I will preface this comment by saying that I hope Joe Schmidt continues for as long as he can as I think he has done a tremendous job to date. He has, in some ways, made the job a little harder for himself by initially relying on domestic based players and never really going over the top with OS based players even when he relaxed his policy a little more. I really enjoy how the team are playing at the moment.


I think Les Kiss, because (1) he has a bit more international experience, (2) has previously coached with Schmidt and in the same setup as Schmidt, might provide the smoothest transition, though I am not sure that this necessarily needs to be the case.


I would say one thing though about OS versus local coaches. I have a preference for local coaches but not for the reason that people might suppose (certainly not for the reason OJohn will have opined - I haven't read all the way down but I think I can guess it).


Australia has produced coaches of international standing who have won World Cups and major trophies. Bob Dwyer, Rod Macqueen, Alan Jones, Michael Cheika and Eddie Jones. I would add John Connolly - though he never got the international success he was highly successful with Queensland against quality NZ opposition and I think you could argue, never really got the run at international level that others did (OJohn might agree with that bit). Some of those are controversial but they all achieved high level results. You can add to that a number of assistants who worked OS at a high level.


But what the lack of a clear Australian coach suggests to me is that we are no longer producing coaches of international quality through our systems. We have had some overseas based coaches in our system like Thorn and Wessels and Cron (though I would suggest Thorn was a unique case who played for Australia in one code and NZ in the other and saw himself as a both a NZer and a Queenslander having arrived here at around age 12). Cron was developed in the Australian system anyway, so I don't have a problem with where he was born.


But my point is that we used to have systems in Australia that produced world class coaches. The systems developed by Dick Marks, which adopted and adapted some of the best coaching training approaches at the time from around the world (Wales particularly) but focussed on training Australian coaches with the best available methods, in my mind (as someone who grew up and began coaching late in that era) was a key part of what produced the highly skilled players that we produced at the time and also that produced those world class coaches. I think it was slipping already by the time I did my Level II certificate in 2002 and I think Eddie Jones influence and the priorities of the executive, particularly John O'Neill, might have been the beginning of the end.
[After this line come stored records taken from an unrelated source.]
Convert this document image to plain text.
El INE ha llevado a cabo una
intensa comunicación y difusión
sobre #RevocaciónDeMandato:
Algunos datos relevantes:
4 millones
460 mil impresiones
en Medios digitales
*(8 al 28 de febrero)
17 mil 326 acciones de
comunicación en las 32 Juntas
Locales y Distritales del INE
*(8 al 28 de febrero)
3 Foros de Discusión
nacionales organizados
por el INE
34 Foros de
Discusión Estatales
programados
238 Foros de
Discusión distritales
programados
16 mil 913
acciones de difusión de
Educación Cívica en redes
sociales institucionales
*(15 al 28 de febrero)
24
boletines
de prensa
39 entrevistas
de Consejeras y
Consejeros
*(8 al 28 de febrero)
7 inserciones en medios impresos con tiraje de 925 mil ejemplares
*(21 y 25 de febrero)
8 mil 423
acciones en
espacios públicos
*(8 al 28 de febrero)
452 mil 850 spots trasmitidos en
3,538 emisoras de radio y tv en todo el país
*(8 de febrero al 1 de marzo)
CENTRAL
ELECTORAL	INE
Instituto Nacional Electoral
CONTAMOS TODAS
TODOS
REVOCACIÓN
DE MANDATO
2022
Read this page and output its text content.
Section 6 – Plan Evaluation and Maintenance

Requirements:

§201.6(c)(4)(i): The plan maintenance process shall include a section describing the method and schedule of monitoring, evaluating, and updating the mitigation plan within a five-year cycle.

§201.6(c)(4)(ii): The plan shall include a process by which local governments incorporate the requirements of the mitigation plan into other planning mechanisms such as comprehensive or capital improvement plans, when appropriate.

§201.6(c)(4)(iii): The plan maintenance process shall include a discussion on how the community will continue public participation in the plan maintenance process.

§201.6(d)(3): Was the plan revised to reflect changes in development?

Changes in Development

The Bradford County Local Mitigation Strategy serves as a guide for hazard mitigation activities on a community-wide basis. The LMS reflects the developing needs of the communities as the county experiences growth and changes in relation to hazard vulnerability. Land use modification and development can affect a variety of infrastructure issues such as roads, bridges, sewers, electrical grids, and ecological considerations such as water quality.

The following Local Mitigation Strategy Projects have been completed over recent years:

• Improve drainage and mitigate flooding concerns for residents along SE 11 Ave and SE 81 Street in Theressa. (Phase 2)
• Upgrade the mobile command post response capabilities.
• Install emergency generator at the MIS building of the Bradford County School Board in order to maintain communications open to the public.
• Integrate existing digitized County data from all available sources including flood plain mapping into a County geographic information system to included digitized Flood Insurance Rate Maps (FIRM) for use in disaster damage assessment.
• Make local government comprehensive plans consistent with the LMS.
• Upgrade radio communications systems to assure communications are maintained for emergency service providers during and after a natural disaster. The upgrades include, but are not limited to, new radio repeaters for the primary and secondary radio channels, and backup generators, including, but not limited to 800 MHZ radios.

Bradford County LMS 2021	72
But if we have good coaching development programmes at school and junior level that will feed through to representative level then we will have


I think this is the missing ingredient that both ourselves and, ironically, Wales (who gave us the bones of our coaching system that became world leading), is a poor coaching development system. Fix that and you start getting players developing basic skills better and earlier in their careers and this feeds through all the way through the system and it also means that, when coaching positions at all levels come up, there are people of quality to fill them, who feed through the system all the way to the top. We could be exporting more coaches to Japan and England and France and the UK and the USA, as we have done a bit in the past.


A lack of a third tier between SR and Club rugby might block this a little - but I am not sure that this alone is the reason - it does give people some opportunity though to be noticed and play a key role in developing that next generation of players coming through. And we have never been able to make the cost sustainable.


I don't think it matters that we have an OS coach as our head coach at the moment but I think it does tell us something about overall rugby ecosystem that, when a coaching appointment comes up, we don't have 3 or 4 high quality options ready to take over. The failure of our coaching development pathway is a key missing ingredient for me and one of the reasons our systems are failing.